Cakarta'da aynı evde büyüyen iki kardeşten biri polise biri çeteye gidiyorsa çoğu zaman işbirlikleri devam ediyor, kardeş kardeşe ihanet etmiyor. Yozlaşma kanunun her iki yanını da sarmış durumda. Baskın az da olsa dürüst ve kahraman polislerin olduğunu hatırlatmayı görev biliyor. Bu anlamda klasik sinemanın idealist, inançlı kanun adamlarına selam yollamayı da ihmal etmiyor. Burada hemen akla hayati soru geliyor; suçla göbek bağı hayli güçlü olan kentte, bağları koparmanın tek yolu şiddet midir? Eleştiri karnesi bu kadar güçlü olan bir filmin suça dair daha derin bir şeyler söylemesi beklenebilir ama nihayetinde bu bir aksiyon filmi ve teorik yanı pratik kadar güçlü değil... Sinema tarihinin unutulmaz aksiyon filmlerini düşünün. Şarap gibi her yeni kuşak tarafından daha lezzetli bir şekilde tüketilen Uzak Doğu aksiyon klasiklerini. Mesela bir John Woo klasiği ile ilk karşılaşmanızı hatırlayın. Veya The Bourne serisini; Matrix serisini (ya da en azından serinin ilk filmini)... Baskın da böyle bir deneyim işte. Aksiyon filmlerine ilginiz varsa zevkten dört köşe olmak için sinemanın yolunu tutabilirsiniz. Eğer dans gösterilerini ve dans filmlerini seviyorsanız, şiddetin hayatın bir gerçeği olduğunun farkındaysanız, siz de aynı yola çıkabilirsiniz. Salon aydınlandığında dayak yemiş gibi hissedeceksiniz ve canınız fena halde bazı sahneleri bir kez daha izlemek isteyecek. Tokat gibi.
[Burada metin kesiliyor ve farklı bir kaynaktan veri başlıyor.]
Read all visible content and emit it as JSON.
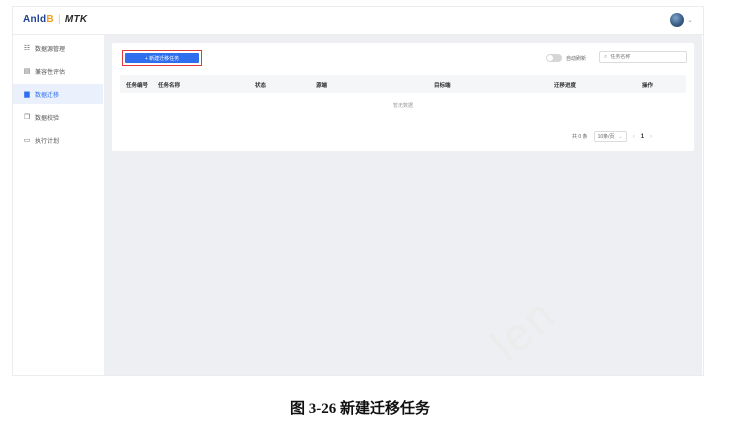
{
  "header": {
    "brand_a": "Anld",
    "brand_b": "B",
    "product": "MTK"
  },
  "sidebar": {
    "items": [
      {
        "label": "数据源管理",
        "icon": "database-icon",
        "glyph": "☷",
        "active": false
      },
      {
        "label": "兼容性评估",
        "icon": "document-icon",
        "glyph": "▤",
        "active": false
      },
      {
        "label": "数据迁移",
        "icon": "folder-icon",
        "glyph": "▆",
        "active": true
      },
      {
        "label": "数据校验",
        "icon": "copy-icon",
        "glyph": "❐",
        "active": false
      },
      {
        "label": "执行计划",
        "icon": "calendar-icon",
        "glyph": "▭",
        "active": false
      }
    ]
  },
  "toolbar": {
    "new_task_label": "+ 新建迁移任务",
    "auto_refresh_label": "自动刷新",
    "search_placeholder": "任务名称"
  },
  "table": {
    "columns": [
      "任务编号",
      "任务名称",
      "状态",
      "源端",
      "目标端",
      "迁移进度",
      "操作"
    ],
    "empty_text": "暂无数据"
  },
  "pagination": {
    "total_label": "共 0 条",
    "page_size": "10条/页",
    "current_page": "1",
    "prev": "‹",
    "next": "›"
  },
  "caption": "图 3-26  新建迁移任务",
  "watermark": "len"
}
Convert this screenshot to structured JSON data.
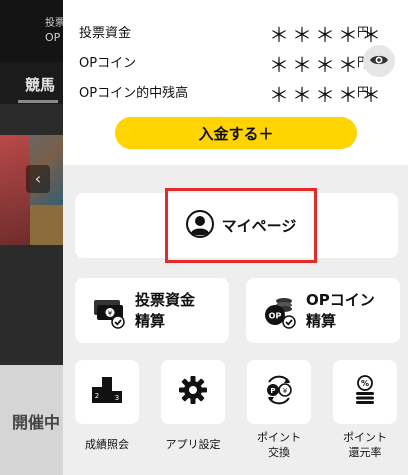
{
  "background": {
    "header_line1": "投票",
    "header_line2": "OP",
    "nav_first": "競馬",
    "arrow": "‹",
    "section_heading": "開催中"
  },
  "balances": [
    {
      "label": "投票資金",
      "masked": "＊＊＊＊＊",
      "unit": "円"
    },
    {
      "label": "OPコイン",
      "masked": "＊＊＊＊＊",
      "unit": "円"
    },
    {
      "label": "OPコイン的中残高",
      "masked": "＊＊＊＊＊",
      "unit": "円"
    }
  ],
  "deposit_button": "入金する＋",
  "mypage_label": "マイページ",
  "settle_cards": [
    {
      "line1": "投票資金",
      "line2": "精算",
      "icon": "yen-bills-check-icon"
    },
    {
      "line1": "OPコイン",
      "line2": "精算",
      "icon": "op-coins-check-icon"
    }
  ],
  "tiles": [
    {
      "label_line1": "成績照会",
      "label_line2": "",
      "icon": "podium-icon"
    },
    {
      "label_line1": "アプリ設定",
      "label_line2": "",
      "icon": "gear-icon"
    },
    {
      "label_line1": "ポイント",
      "label_line2": "交換",
      "icon": "point-exchange-icon"
    },
    {
      "label_line1": "ポイント",
      "label_line2": "還元率",
      "icon": "point-rate-icon"
    }
  ],
  "colors": {
    "accent_yellow": "#ffd400",
    "highlight_red": "#e52a2a",
    "drawer_bg": "#eeeeee"
  }
}
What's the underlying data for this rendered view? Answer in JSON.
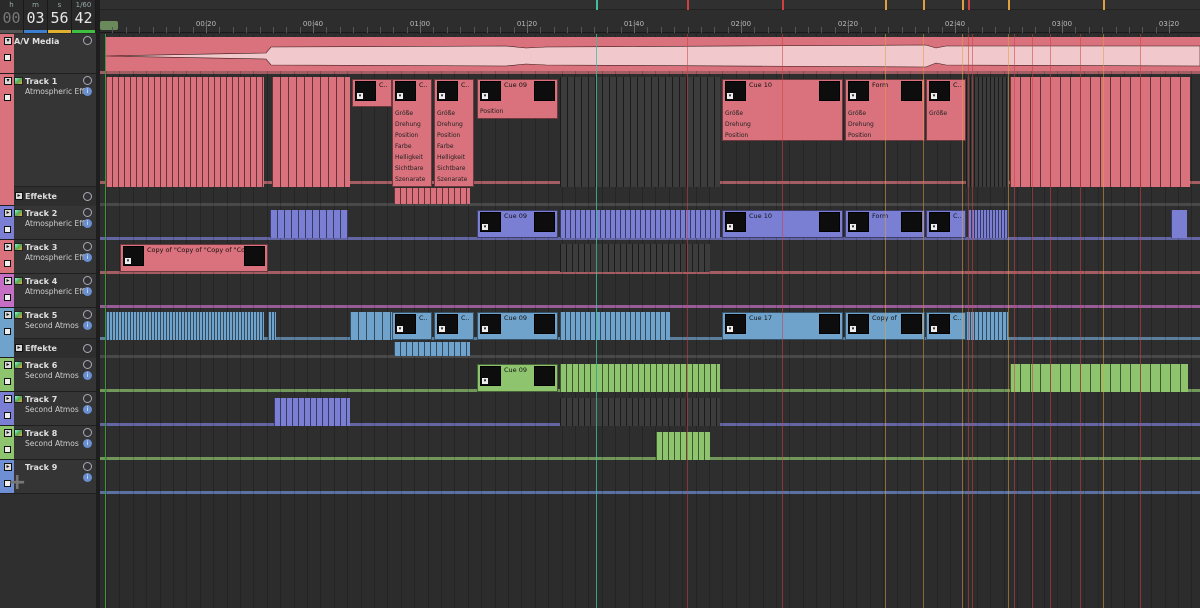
{
  "counter": {
    "h": {
      "label": "h",
      "value": "00"
    },
    "m": {
      "label": "m",
      "value": "03"
    },
    "s": {
      "label": "s",
      "value": "56"
    },
    "f": {
      "label": "1/60",
      "value": "42"
    }
  },
  "ruler": {
    "labels": [
      "00:20",
      "00:40",
      "01:00",
      "01:20",
      "01:40",
      "02:00",
      "02:20",
      "02:40",
      "03:00",
      "03:20"
    ]
  },
  "tracks": [
    {
      "name": "A/V Media",
      "sub": "",
      "color": "#d9727c"
    },
    {
      "name": "Track 1",
      "sub": "Atmospheric Effects",
      "color": "#d9727c"
    },
    {
      "name": "Track 2",
      "sub": "Atmospheric Effects",
      "color": "#7b7fd4"
    },
    {
      "name": "Track 3",
      "sub": "Atmospheric Effects",
      "color": "#d9727c"
    },
    {
      "name": "Track 4",
      "sub": "Atmospheric Effects",
      "color": "#c46fc4"
    },
    {
      "name": "Track 5",
      "sub": "Second Atmos",
      "color": "#6fa3cc"
    },
    {
      "name": "Track 6",
      "sub": "Second Atmos",
      "color": "#8fc46f"
    },
    {
      "name": "Track 7",
      "sub": "Second Atmos",
      "color": "#7b7fd4"
    },
    {
      "name": "Track 8",
      "sub": "Second Atmos",
      "color": "#8fc46f"
    },
    {
      "name": "Track 9",
      "sub": "",
      "color": "#6f8fd4"
    }
  ],
  "effekte_label": "Effekte",
  "add_label": "+",
  "clips": {
    "t1_c1": "C..",
    "t1_c2": "C..",
    "t1_c3": "C..",
    "t1_cue09": "Cue 09",
    "t1_cue10": "Cue 10",
    "t1_form": "Form",
    "t1_c4": "C..",
    "t2_cue09": "Cue 09",
    "t2_cue10": "Cue 10",
    "t2_form": "Form",
    "t2_c": "C..",
    "t3_copy": "Copy of \"Copy of \"Copy of \"Co",
    "t5_c1": "C..",
    "t5_c2": "C..",
    "t5_cue09": "Cue 09",
    "t5_cue17": "Cue 17",
    "t5_copy": "Copy of",
    "t5_c3": "C..",
    "t6_cue09": "Cue 09"
  },
  "props": {
    "list_a": [
      "Größe",
      "Drehung",
      "Position",
      "Farbe",
      "Helligkeit",
      "Sichtbare",
      "Szenarate"
    ],
    "list_b": [
      "Größe",
      "Drehung",
      "Position"
    ],
    "list_pos": "Position"
  },
  "colors": {
    "red": "#d9727c",
    "blue": "#7b7fd4",
    "lightblue": "#6fa3cc",
    "green": "#8fc46f",
    "purple": "#c46fc4",
    "playhead": "#3fbf9f",
    "marker_orange": "#e0a040"
  }
}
Not: Ringu ve Paranormal Activity gibi olay filmlerle ortak bir yanı da var Baskın'ın. Gösterime çıkar çıkmaz kulaktan kulağa yayıldı ve adeta bir fenomene dönüştü. Ringu'nun J-horror'u hortlattığı gibi veya Paranormal Activity'nin düşük bütçeli, el kameralı korku filmleri çılgınlığının önünü açtığı gibi Baskın da stilize dövüş filmleri modası başlatır mı acaba? Bilinmez ama bilinen bir şey var; Hollywood bu konuda hiç boş durmadı ve 'remake'i yapılacak' haberleri kısa sürede pırtladı. Geç olmadan orijinal filmi keşfediniz ve taklitlerinden sakınınız.